Ne croyez pas que l'on est là dans l'obscurantisme et dans une caricature.Chaïm Potok,né de parents juifs polonais,revendique pour son roman une espèce de naïveté du savoir qui empêche toute moquerie.Il est tentant de se gausser de ces querelles sur les Commentaires de la loi judaïque et les suceptibilités des deux pères.Mais ces personnages portent en eux un tel amour filial,un tel respect de la connaissance,un tel engagement que l'on ne peut qu'être passionné par cette histoire d'amitié qui résiste à tout entre les deux fils par delà un certain entêtement des deux pères.

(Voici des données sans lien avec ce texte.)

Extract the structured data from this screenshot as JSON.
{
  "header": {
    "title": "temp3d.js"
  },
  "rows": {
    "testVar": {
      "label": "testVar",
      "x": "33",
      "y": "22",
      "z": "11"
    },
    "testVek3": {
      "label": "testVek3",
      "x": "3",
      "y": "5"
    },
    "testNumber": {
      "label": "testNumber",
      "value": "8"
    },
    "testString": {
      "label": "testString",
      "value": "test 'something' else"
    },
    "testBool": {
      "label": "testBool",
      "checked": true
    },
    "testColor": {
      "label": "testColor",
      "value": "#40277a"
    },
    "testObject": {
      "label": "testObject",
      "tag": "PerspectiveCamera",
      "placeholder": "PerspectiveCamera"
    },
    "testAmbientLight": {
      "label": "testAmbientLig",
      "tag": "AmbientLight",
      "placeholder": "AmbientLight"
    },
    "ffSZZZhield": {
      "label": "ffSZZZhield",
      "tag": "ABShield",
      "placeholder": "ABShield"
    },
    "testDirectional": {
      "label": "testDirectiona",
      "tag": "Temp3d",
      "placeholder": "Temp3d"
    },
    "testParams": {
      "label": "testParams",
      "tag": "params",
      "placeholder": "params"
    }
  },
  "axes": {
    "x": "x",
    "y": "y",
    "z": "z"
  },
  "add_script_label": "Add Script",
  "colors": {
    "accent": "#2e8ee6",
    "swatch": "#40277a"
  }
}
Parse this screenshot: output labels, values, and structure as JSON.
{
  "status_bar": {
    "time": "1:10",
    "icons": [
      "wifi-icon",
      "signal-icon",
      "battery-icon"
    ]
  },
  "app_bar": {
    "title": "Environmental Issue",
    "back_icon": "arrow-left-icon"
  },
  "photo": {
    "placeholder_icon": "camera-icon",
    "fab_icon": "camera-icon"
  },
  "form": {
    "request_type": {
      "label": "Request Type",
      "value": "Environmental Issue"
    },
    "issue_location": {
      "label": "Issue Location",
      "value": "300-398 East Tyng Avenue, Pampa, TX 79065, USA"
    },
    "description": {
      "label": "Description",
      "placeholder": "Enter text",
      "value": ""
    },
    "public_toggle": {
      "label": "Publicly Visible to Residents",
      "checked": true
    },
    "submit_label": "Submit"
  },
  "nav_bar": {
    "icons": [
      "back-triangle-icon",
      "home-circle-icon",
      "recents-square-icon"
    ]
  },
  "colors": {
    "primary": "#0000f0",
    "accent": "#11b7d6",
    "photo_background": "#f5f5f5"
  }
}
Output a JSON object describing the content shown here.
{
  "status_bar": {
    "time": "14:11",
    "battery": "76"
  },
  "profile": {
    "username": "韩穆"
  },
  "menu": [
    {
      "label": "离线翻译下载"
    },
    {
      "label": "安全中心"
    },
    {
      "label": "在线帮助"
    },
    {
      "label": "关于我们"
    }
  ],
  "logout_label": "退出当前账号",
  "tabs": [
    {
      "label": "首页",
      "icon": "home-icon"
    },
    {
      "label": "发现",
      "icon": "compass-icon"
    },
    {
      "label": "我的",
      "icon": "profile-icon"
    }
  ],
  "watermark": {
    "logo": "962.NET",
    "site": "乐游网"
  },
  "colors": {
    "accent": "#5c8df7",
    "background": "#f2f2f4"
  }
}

La quasi absence de femmes dans cet ouvrage nous révèle évidemment une société patriarcale et un sens de la dynastie qui réclame des rabbins de père en fils.Mais entre temps on aura découvert la Shoah et la création de l'Etat d'Israël rendra les choses à la fois plus claires et plus difficiles.Si comme moi vous vous sentez très éloigné de cet univers sautez le pas.Vous découvrirez un livre exigeant et supérieurement intelligent où l'esprit ne prend malgré tout jamais le pas sur l'âme et le coeur. 

L'élu fut en 81 adapté au cinéma.Peut-être le Cinéphage ou le Dr. Orlof l'ont-ils vu?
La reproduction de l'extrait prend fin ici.